Tardé bastante tiempo en decidirme a leer Esta salvaje oscuridad (This wild darkness, 1996). De Brodkey conocía ya sus magníficos relatos y sus no tan conseguidas novelas, pero un ejercicio de exhibicionismo como es el relato de la propia muerte por parte de un escritor tan controvertido y narcisista no era una lectura que me sedujera demasiado. Tampoco ayudaba mucho el hecho de haber visto la puesta en escena de la enfermedad y muerte de Nicholas Ray en Relámpago sobre agua (Lightning over water, 1980), un film por momentos fascinante y sobrecogedor pero en el fondo muy discutible, dirigido por Wim Wenders, y que en cine es lo más cercano a lo que escribió Brodkey. Pero como su personalidad siempre me ha atraído y, sobre todo, algunos de sus relatos se cuentan entre mis preferidos, finalmente caí en la tentación de, al menos, echarle un vistazo al libro.

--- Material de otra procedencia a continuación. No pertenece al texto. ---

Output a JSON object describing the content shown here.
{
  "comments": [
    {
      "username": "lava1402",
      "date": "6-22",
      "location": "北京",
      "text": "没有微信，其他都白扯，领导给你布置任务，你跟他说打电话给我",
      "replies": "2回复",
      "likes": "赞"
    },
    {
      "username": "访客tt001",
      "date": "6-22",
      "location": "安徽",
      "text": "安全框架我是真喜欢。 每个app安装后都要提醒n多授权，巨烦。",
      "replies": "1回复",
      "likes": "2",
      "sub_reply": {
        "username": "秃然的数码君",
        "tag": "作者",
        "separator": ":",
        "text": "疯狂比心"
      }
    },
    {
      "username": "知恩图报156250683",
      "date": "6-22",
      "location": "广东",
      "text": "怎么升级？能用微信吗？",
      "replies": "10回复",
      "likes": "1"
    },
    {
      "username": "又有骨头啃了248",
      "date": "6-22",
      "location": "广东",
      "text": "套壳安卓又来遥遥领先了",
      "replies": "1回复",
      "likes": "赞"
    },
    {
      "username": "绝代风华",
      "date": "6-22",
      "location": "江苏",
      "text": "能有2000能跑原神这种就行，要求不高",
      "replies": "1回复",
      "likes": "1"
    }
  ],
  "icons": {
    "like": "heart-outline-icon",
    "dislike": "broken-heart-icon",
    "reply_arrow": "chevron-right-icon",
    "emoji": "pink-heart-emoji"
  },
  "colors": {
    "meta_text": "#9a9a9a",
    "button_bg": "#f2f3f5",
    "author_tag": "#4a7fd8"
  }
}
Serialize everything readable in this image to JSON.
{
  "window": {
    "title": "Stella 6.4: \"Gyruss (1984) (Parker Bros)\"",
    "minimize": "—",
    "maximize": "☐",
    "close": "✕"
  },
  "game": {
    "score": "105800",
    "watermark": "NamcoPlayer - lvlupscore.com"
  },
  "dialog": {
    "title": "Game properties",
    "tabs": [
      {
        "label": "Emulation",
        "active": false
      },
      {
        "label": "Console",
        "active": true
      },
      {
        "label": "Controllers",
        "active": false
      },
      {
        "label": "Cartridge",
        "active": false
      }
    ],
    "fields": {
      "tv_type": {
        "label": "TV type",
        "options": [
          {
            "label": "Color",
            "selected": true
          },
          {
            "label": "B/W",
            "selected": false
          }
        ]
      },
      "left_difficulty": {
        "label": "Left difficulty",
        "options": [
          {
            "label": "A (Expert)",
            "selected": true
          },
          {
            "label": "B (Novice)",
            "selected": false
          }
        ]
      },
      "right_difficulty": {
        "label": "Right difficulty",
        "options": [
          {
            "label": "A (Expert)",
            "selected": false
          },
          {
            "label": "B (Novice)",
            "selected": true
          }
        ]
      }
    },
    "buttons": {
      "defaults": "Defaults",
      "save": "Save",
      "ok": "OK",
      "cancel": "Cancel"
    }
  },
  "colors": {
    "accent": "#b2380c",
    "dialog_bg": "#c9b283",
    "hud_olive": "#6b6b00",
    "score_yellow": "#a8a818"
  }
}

Afortunadamente.

        Más allá de si lo escrito por Brodkey es totalmente sincero, y de la impostura inherente a la búsqueda de la belleza estética, cosas que a mí, como lector, me importan más bien poco, esta crónica del final de una vida, de la espera consciente de la muerte a manos de una enfermedad que va dejenerando el cuerpo y la mente, y de la dependencia total de los cuidados de su esposa, es una colección de fragmentos deslumbrantes y conmovedores, de una belleza literaria más frecuente en la poesía que en la narrativa, en los que el autor sigue mostrándose, como durante toda su vida, arrogante, rebelde y orgulloso de su pasado, de la homosexualidad por la que ha contraído el sida, y de su obra literaria, tan querida como despreciada por la crítica norteamericana.

        Probablemente el legado literario de Brodkey no sea, en su conjunto, la obra magna de la literatura norteamericana que él pretendía, ni su figura haya conseguido situarse entre las de los más grandes escritores del siglo xx (lo cual afirmaba ser, a saber si para provocar a los que no apreciaban su literatura), pero lo que sí tengo claro es que, cuando era bueno, Harold Brodkey era uno de los mejores, y las valientes y desgarradoras páginas de Esta salvaje oscuridad son buena prueba de ello.

        “El futuro es mi propiedad. La fortuna que dejaré a éste y aquél es el espacio que les dejo yéndome. Soy Harold Brodkey. (Ahora tengo celos hasta de mi nombre, de las mismas letras impresas; son unos celos leves pero me inundan y por unos segundos no sé bien qué hacer con su vivo hormigueo).

        Buena parte del tiempo no hago nada. Me tumbo en la cama o en el porche. Miro fijo a la muerte, y la muerte me mira.”

        “Es posible que uno se haya cansado del mundo -que esté cansado de los que cagan plegarias, de los que cagan poemas, cuyos rituales distraen y son simpáticos y agradables pero peor que irritantes porque carecen de realidad- y siga queriendo mucho la realidad. Uno quiere vislumbres de lo real. Dios es una inmensidad; mientras que esta enfermedad, esta muerte que está en mí, este pequeño hecho, bien concreto, pedestre, es meramente real, sin milagros ni adoctrinamientos. Estoy en una balsa desamarrada, un punto que se mueve en la blanda, fluida superficie de un río. Por todos mis pensamientos, en ondas cada vez más amplias, se extiende lo desconocido, el tenso equilibrio, los miedos y la precariedad. ¿Paz? Nunca la hubo en el mundo. Pero en viaje por las dóciles aguas, bajo el cielo, sin amarras, yo oigo ahora mi risa, primero nerviosa, luego de auténtico asombro. Me rodea por entero.”

                  Traducción de Marcelo Cohen.

                  Publicado por Anagrama.